“Madame! Madame!”
“Well, what is it?”
She moved quickly to the door. Her whole instinct was to conceal what had happened—for the moment anyway—from Élise. Élise would promptly go into hysterics, she knew that well enough, and she felt a great need for calm and quiet in which to think things out.
“Madame, would it not be better if I should draw the chain across the door? These malefactors, at any minute they may arrive.”
“Yes, if you like. Anything you like.”
She heard the rattle of the chain, and then Élise running upstairs again, and drew a long breath of relief.
She looked at the man in the chair and then at the telephone. Her course was quite clear, she must ring up the police at once.

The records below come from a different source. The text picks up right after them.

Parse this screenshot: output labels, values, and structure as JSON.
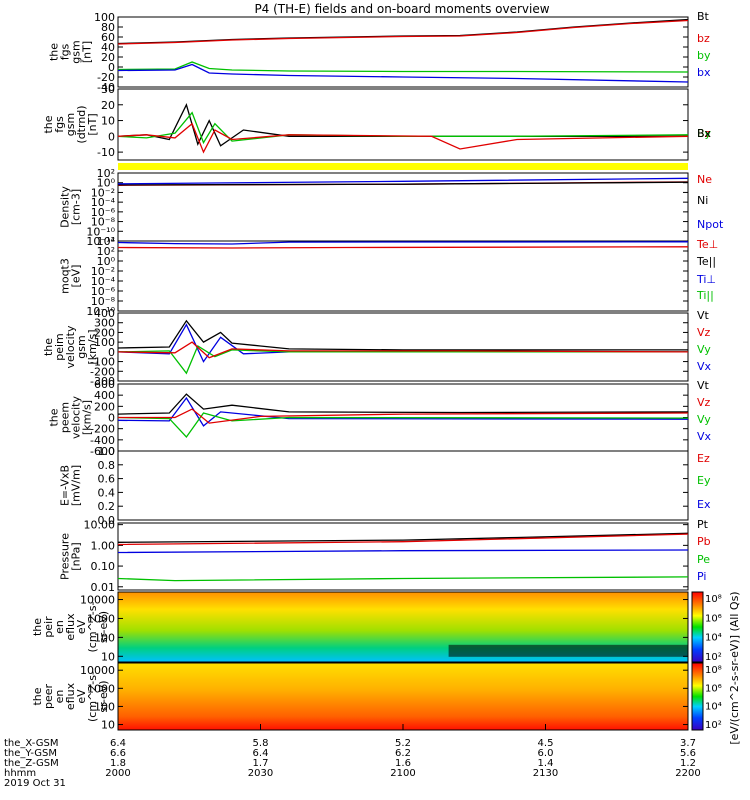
{
  "title": "P4 (TH-E) fields and on-board moments overview",
  "colors": {
    "black": "#000000",
    "red": "#e00000",
    "green": "#00c000",
    "blue": "#0000e0",
    "yellow": "#ffff00"
  },
  "chart_data": [
    {
      "type": "line",
      "ylabel": [
        "the",
        "fgs",
        "gsm",
        "[nT]"
      ],
      "ylim": [
        -40,
        100
      ],
      "yticks": [
        "100",
        "80",
        "60",
        "40",
        "20",
        "0",
        "-20",
        "-40"
      ],
      "yticks_values": [
        100,
        80,
        60,
        40,
        20,
        0,
        -20,
        -40
      ],
      "legend": [
        "Bt",
        "bz",
        "by",
        "bx"
      ],
      "series": [
        {
          "name": "Bt",
          "color": "black",
          "t": [
            0,
            0.1,
            0.2,
            0.3,
            0.4,
            0.5,
            0.6,
            0.7,
            0.8,
            0.9,
            1
          ],
          "values": [
            47,
            50,
            55,
            58,
            60,
            62,
            63,
            70,
            80,
            88,
            95
          ]
        },
        {
          "name": "bz",
          "color": "red",
          "t": [
            0,
            0.1,
            0.2,
            0.3,
            0.4,
            0.5,
            0.6,
            0.7,
            0.8,
            0.9,
            1
          ],
          "values": [
            46,
            49,
            54,
            57,
            59,
            61,
            62,
            69,
            79,
            87,
            93
          ]
        },
        {
          "name": "by",
          "color": "green",
          "t": [
            0,
            0.1,
            0.13,
            0.16,
            0.2,
            0.3,
            0.5,
            0.7,
            1
          ],
          "values": [
            -5,
            -4,
            10,
            -3,
            -6,
            -8,
            -9,
            -9,
            -10
          ]
        },
        {
          "name": "bx",
          "color": "blue",
          "t": [
            0,
            0.1,
            0.13,
            0.16,
            0.2,
            0.3,
            0.5,
            0.7,
            1
          ],
          "values": [
            -7,
            -6,
            5,
            -12,
            -14,
            -17,
            -20,
            -23,
            -30
          ]
        }
      ]
    },
    {
      "type": "line",
      "ylabel": [
        "the",
        "fgs",
        "gsm",
        "(dtrnd)",
        "[nT]"
      ],
      "ylim": [
        -15,
        30
      ],
      "yticks": [
        "30",
        "20",
        "10",
        "0",
        "-10"
      ],
      "yticks_values": [
        30,
        20,
        10,
        0,
        -10
      ],
      "legend": [
        "Bz",
        "By",
        "Bx"
      ],
      "series": [
        {
          "name": "Bz",
          "color": "black",
          "t": [
            0,
            0.05,
            0.09,
            0.12,
            0.14,
            0.16,
            0.18,
            0.22,
            0.3,
            0.5,
            0.7,
            1
          ],
          "values": [
            0,
            1,
            -2,
            20,
            -5,
            10,
            -6,
            4,
            0,
            0,
            0,
            0
          ]
        },
        {
          "name": "By",
          "color": "green",
          "t": [
            0,
            0.05,
            0.1,
            0.13,
            0.15,
            0.17,
            0.2,
            0.3,
            0.5,
            0.7,
            1
          ],
          "values": [
            0,
            -1,
            2,
            15,
            -4,
            8,
            -3,
            1,
            0,
            0,
            1
          ]
        },
        {
          "name": "Bx",
          "color": "red",
          "t": [
            0,
            0.05,
            0.1,
            0.13,
            0.15,
            0.17,
            0.2,
            0.3,
            0.55,
            0.6,
            0.7,
            1
          ],
          "values": [
            0,
            1,
            -1,
            8,
            -10,
            4,
            -2,
            1,
            0,
            -8,
            -2,
            0
          ]
        }
      ]
    },
    {
      "type": "line",
      "ylabel": [
        "Density",
        "[cm-3]"
      ],
      "yscale": "log",
      "ylim": [
        1e-12,
        100
      ],
      "yticks": [
        "10²",
        "10⁰",
        "10⁻²",
        "10⁻⁴",
        "10⁻⁶",
        "10⁻⁸",
        "10⁻¹⁰",
        "10⁻¹²"
      ],
      "yticks_exp": [
        2,
        0,
        -2,
        -4,
        -6,
        -8,
        -10,
        -12
      ],
      "legend": [
        "Ne",
        "Ni",
        "Npot"
      ],
      "series": [
        {
          "name": "Ne",
          "color": "red",
          "t": [
            0,
            0.5,
            1
          ],
          "values": [
            0.3,
            0.5,
            1.5
          ]
        },
        {
          "name": "Ni",
          "color": "black",
          "t": [
            0,
            0.5,
            1
          ],
          "values": [
            0.35,
            0.5,
            1.3
          ]
        },
        {
          "name": "Npot",
          "color": "blue",
          "t": [
            0,
            0.5,
            1
          ],
          "values": [
            0.6,
            2,
            8
          ]
        }
      ]
    },
    {
      "type": "line",
      "ylabel": [
        "moqt3",
        "[eV]"
      ],
      "yscale": "log",
      "ylim": [
        1e-10,
        10000.0
      ],
      "yticks": [
        "10⁴",
        "10²",
        "10⁰",
        "10⁻²",
        "10⁻⁴",
        "10⁻⁶",
        "10⁻⁸",
        "10⁻¹⁰"
      ],
      "yticks_exp": [
        4,
        2,
        0,
        -2,
        -4,
        -6,
        -8,
        -10
      ],
      "legend": [
        "Te⊥",
        "Te||",
        "Ti⊥",
        "Ti||"
      ],
      "series": [
        {
          "name": "Ti⊥",
          "color": "blue",
          "t": [
            0,
            0.1,
            0.2,
            0.3,
            1
          ],
          "values": [
            5000,
            3000,
            2500,
            6000,
            7000
          ]
        },
        {
          "name": "Te⊥",
          "color": "red",
          "t": [
            0,
            0.2,
            0.4,
            1
          ],
          "values": [
            500,
            400,
            500,
            700
          ]
        }
      ]
    },
    {
      "type": "line",
      "ylabel": [
        "the",
        "peim",
        "velocity",
        "gsm",
        "[km/s]"
      ],
      "ylim": [
        -300,
        400
      ],
      "yticks": [
        "400",
        "300",
        "200",
        "100",
        "0",
        "-100",
        "-200",
        "-300"
      ],
      "yticks_values": [
        400,
        300,
        200,
        100,
        0,
        -100,
        -200,
        -300
      ],
      "legend": [
        "Vt",
        "Vz",
        "Vy",
        "Vx"
      ],
      "series": [
        {
          "name": "Vt",
          "color": "black",
          "t": [
            0,
            0.09,
            0.12,
            0.15,
            0.18,
            0.2,
            0.25,
            0.3,
            0.5,
            1
          ],
          "values": [
            40,
            50,
            320,
            100,
            200,
            90,
            60,
            30,
            20,
            20
          ]
        },
        {
          "name": "Vx",
          "color": "blue",
          "t": [
            0,
            0.09,
            0.12,
            0.15,
            0.18,
            0.22,
            0.3,
            0.5,
            1
          ],
          "values": [
            0,
            -20,
            280,
            -100,
            150,
            -20,
            0,
            0,
            0
          ]
        },
        {
          "name": "Vy",
          "color": "green",
          "t": [
            0,
            0.09,
            0.12,
            0.14,
            0.17,
            0.2,
            0.3,
            0.5,
            1
          ],
          "values": [
            0,
            10,
            -220,
            60,
            -50,
            20,
            0,
            0,
            0
          ]
        },
        {
          "name": "Vz",
          "color": "red",
          "t": [
            0,
            0.1,
            0.13,
            0.16,
            0.2,
            0.3,
            0.6,
            1
          ],
          "values": [
            0,
            -10,
            100,
            -60,
            30,
            10,
            10,
            0
          ]
        }
      ]
    },
    {
      "type": "line",
      "ylabel": [
        "the",
        "peem",
        "velocity",
        "[km/s]"
      ],
      "ylim": [
        -600,
        600
      ],
      "yticks": [
        "600",
        "400",
        "200",
        "0",
        "-200",
        "-400",
        "-600"
      ],
      "yticks_values": [
        600,
        400,
        200,
        0,
        -200,
        -400,
        -600
      ],
      "legend": [
        "Vt",
        "Vz",
        "Vy",
        "Vx"
      ],
      "series": [
        {
          "name": "Vt",
          "color": "black",
          "t": [
            0,
            0.09,
            0.12,
            0.15,
            0.2,
            0.3,
            0.6,
            1
          ],
          "values": [
            60,
            80,
            420,
            150,
            220,
            100,
            90,
            100
          ]
        },
        {
          "name": "Vx",
          "color": "blue",
          "t": [
            0,
            0.09,
            0.12,
            0.15,
            0.18,
            0.3,
            1
          ],
          "values": [
            -50,
            -60,
            350,
            -150,
            100,
            -20,
            -30
          ]
        },
        {
          "name": "Vy",
          "color": "green",
          "t": [
            0,
            0.09,
            0.12,
            0.15,
            0.2,
            0.3,
            1
          ],
          "values": [
            0,
            -20,
            -350,
            80,
            -60,
            0,
            -10
          ]
        },
        {
          "name": "Vz",
          "color": "red",
          "t": [
            0,
            0.1,
            0.13,
            0.16,
            0.25,
            0.5,
            1
          ],
          "values": [
            0,
            0,
            150,
            -100,
            20,
            60,
            80
          ]
        }
      ]
    },
    {
      "type": "line",
      "ylabel": [
        "E=-VxB",
        "[mV/m]"
      ],
      "ylim": [
        0,
        1
      ],
      "yticks": [
        "1.0",
        "0.8",
        "0.6",
        "0.4",
        "0.2",
        "0.0"
      ],
      "yticks_values": [
        1,
        0.8,
        0.6,
        0.4,
        0.2,
        0
      ],
      "legend": [
        "Ez",
        "Ey",
        "Ex"
      ],
      "series": []
    },
    {
      "type": "line",
      "ylabel": [
        "Pressure",
        "[nPa]"
      ],
      "yscale": "log",
      "ylim": [
        0.007,
        12
      ],
      "yticks": [
        "10.00",
        "1.00",
        "0.10",
        "0.01"
      ],
      "yticks_values": [
        10,
        1,
        0.1,
        0.01
      ],
      "legend": [
        "Pt",
        "Pb",
        "Pe",
        "Pi"
      ],
      "series": [
        {
          "name": "Pt",
          "color": "black",
          "t": [
            0,
            0.5,
            0.7,
            1
          ],
          "values": [
            1.4,
            1.8,
            2.4,
            3.8
          ]
        },
        {
          "name": "Pb",
          "color": "red",
          "t": [
            0,
            0.5,
            0.7,
            1
          ],
          "values": [
            1.1,
            1.5,
            2.1,
            3.5
          ]
        },
        {
          "name": "Pi",
          "color": "blue",
          "t": [
            0,
            0.5,
            1
          ],
          "values": [
            0.45,
            0.55,
            0.6
          ]
        },
        {
          "name": "Pe",
          "color": "green",
          "t": [
            0,
            0.1,
            0.5,
            1
          ],
          "values": [
            0.025,
            0.02,
            0.025,
            0.03
          ]
        }
      ]
    },
    {
      "type": "heatmap",
      "ylabel": [
        "the",
        "peir",
        "en",
        "eflux",
        "eV",
        "(cm^2-s-",
        "sr-eV)"
      ],
      "yscale": "log",
      "ylim": [
        5,
        25000
      ],
      "yticks": [
        "10000",
        "1000",
        "100",
        "10"
      ],
      "yticks_values": [
        10000,
        1000,
        100,
        10
      ],
      "colorbar": [
        "10⁸",
        "10⁶",
        "10⁴",
        "10²"
      ]
    },
    {
      "type": "heatmap",
      "ylabel": [
        "the",
        "peer",
        "en",
        "eflux",
        "eV",
        "(cm^2-s-",
        "sr-eV)"
      ],
      "yscale": "log",
      "ylim": [
        5,
        25000
      ],
      "yticks": [
        "10000",
        "1000",
        "100",
        "10"
      ],
      "yticks_values": [
        10000,
        1000,
        100,
        10
      ],
      "colorbar": [
        "10⁸",
        "10⁶",
        "10⁴",
        "10²"
      ]
    }
  ],
  "colorbar_label": "[eV/(cm^2-s-sr-eV)] (All Qs)",
  "xaxis": {
    "row_labels": [
      "the_X-GSM",
      "the_Y-GSM",
      "the_Z-GSM",
      "hhmm",
      "2019 Oct 31"
    ],
    "columns": [
      [
        "6.4",
        "6.6",
        "1.8",
        "2000"
      ],
      [
        "5.8",
        "6.4",
        "1.7",
        "2030"
      ],
      [
        "5.2",
        "6.2",
        "1.6",
        "2100"
      ],
      [
        "4.5",
        "6.0",
        "1.4",
        "2130"
      ],
      [
        "3.7",
        "5.6",
        "1.2",
        "2200"
      ]
    ]
  }
}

But still she did not do so. She stood quite still, paralysed with horror and with a host of conflicting ideas rushing through her brain. The bogus telegram. Had it something to do with this? Supposing Élise had not stayed behind? She would have let herself in—that is, presuming she had had her latchkey with her as usual, to find herself alone in the house with a murdered man—a man whom she had permitted to blackmail her on a former occasion. Of course she had an explanation of that; but thinking of that explanation she was not quite easy in her mind. She remembered how frankly incredible George had found it. Would other people think the same. Those letters now—of course she hadn’t written them, but would it be so easy to prove that?
She put her hands on her forehead, squeezing them tight together.
“I must think,” said Virginia. “I simply must think.”